In order to make the most of SSD disks, you really need to use a -multi
setting with sf to obtain good speeds. I’m making this easier in the next release of siegfried by introducting a config file where you can store your preferred settings (and not type them in each time you invoke the tool).
If you really care about speed, you can use roy
to build signature files with built in “max bytes” limits. These test runs came out fastest in all categories. But this will impact the quality of your results.
Siegfried is a sprinter and wins on small corpora. DROID runs marathons and wins (in the no limit category) for the biggest corpus. This is possibly because of JVM start-up costs?
Speed isn’t the only thing that matters. You also need to assess the quality of results and choose a tool that has the right affordances (e.g. do your staff prefer a GUI? What kind of reporting will you need? etc.). But speed is important, particularly for non-ingest workflows (e.g. consider re-scanning your repository each time there is a PRONOM update).

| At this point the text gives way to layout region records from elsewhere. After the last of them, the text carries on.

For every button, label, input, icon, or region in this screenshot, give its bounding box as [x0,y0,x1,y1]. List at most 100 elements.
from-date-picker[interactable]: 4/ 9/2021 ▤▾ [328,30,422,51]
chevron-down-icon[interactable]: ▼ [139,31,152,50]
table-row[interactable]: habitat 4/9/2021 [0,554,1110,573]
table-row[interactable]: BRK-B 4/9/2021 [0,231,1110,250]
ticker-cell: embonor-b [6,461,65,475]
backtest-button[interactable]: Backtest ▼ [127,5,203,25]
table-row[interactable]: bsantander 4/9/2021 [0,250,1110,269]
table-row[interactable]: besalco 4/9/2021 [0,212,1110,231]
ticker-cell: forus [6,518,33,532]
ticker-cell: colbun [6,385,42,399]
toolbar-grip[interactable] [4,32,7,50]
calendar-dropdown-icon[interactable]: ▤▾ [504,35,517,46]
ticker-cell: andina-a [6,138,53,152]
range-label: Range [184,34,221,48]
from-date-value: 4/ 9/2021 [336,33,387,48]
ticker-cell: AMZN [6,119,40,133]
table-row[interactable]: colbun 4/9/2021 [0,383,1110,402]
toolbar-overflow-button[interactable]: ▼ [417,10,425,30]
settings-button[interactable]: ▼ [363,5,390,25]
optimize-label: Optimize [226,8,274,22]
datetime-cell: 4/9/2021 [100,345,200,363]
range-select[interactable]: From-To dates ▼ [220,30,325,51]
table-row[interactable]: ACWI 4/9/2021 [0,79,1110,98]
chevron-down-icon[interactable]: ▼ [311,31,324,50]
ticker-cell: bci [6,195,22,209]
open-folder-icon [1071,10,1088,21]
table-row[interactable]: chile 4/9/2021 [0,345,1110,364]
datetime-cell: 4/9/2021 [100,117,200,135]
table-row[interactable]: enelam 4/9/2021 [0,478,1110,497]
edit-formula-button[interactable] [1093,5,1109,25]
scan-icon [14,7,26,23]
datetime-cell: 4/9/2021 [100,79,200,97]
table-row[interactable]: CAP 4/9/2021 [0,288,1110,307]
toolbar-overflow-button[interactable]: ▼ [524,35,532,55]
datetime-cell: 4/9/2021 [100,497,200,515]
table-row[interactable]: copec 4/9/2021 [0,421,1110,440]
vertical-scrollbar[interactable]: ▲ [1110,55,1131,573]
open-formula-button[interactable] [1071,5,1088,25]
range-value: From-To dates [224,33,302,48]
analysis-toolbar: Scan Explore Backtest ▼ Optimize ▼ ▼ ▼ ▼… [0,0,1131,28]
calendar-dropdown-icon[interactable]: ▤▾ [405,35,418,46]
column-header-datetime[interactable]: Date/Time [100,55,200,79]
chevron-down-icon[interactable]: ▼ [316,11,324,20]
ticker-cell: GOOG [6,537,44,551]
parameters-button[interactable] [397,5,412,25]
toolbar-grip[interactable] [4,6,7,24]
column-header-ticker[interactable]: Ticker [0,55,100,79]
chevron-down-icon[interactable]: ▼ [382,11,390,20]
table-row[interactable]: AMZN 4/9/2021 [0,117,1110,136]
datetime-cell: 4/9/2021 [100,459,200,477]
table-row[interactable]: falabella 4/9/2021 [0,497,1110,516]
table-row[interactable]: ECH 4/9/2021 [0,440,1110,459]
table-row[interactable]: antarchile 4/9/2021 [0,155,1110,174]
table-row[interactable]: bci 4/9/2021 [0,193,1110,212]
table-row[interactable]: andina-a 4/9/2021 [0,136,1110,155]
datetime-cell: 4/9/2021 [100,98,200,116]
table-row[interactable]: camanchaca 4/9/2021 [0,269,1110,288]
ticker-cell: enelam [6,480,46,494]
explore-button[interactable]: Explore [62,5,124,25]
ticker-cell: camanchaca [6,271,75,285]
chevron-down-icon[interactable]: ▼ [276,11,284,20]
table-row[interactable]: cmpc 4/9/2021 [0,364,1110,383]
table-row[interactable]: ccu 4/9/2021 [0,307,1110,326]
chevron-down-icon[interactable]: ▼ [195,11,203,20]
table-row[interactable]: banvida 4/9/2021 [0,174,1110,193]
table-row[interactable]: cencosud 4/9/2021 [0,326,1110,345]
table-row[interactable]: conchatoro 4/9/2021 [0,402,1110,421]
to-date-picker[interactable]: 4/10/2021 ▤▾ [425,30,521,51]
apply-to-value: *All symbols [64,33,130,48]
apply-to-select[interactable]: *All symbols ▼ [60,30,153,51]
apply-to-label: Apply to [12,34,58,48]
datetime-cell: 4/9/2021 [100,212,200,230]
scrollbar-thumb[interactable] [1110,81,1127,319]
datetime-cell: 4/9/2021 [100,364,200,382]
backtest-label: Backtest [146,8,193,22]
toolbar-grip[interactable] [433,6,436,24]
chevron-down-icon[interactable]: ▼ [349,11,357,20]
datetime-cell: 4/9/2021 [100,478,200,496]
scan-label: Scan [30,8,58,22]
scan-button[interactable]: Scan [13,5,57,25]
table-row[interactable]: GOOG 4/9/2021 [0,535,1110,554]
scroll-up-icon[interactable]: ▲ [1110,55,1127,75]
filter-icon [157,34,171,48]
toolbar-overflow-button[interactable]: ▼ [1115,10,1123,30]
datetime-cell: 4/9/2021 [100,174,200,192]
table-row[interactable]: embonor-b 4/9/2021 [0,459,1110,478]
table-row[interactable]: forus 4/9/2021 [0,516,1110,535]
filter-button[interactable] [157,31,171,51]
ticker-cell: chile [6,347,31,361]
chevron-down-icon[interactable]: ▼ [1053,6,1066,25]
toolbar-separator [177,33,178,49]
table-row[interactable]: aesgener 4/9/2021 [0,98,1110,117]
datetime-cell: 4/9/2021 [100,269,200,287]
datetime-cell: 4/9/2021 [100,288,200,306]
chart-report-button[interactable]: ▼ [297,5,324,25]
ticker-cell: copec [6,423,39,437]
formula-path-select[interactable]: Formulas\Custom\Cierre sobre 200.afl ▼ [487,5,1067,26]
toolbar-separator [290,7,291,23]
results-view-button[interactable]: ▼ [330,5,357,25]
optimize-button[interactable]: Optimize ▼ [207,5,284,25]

The tools differ in their outputs. This is because of differences in their matching engines (e.g. siegfried includes a text identifier), differences in their default settings (particularly that max byte setting), and differences in the way they choose to report results (e.g. if more than one result is returned just based on extension matches, then siegfried will return UNKNOWN with a descriptive warning indicating those possibilies; DROID and fido, on the other hand, will report multiple results).
Where’s fido? I had fido in early benchmarks but removed it because the files within the test corpora I’ve used cause fido to come to a grinding halt for some reason. I need to inspect the error messages and follow up. I hope to get fido back onto the scoreboard shortly!
I need more corpora. The corpora I’ve used reflect some use cases (e.g. scanning typical office type documents) but don’t represent others (e.g. scanning large AV collections). Big audio and video files have caused problems for siegfried in the past and it would be great to include them in regular testing.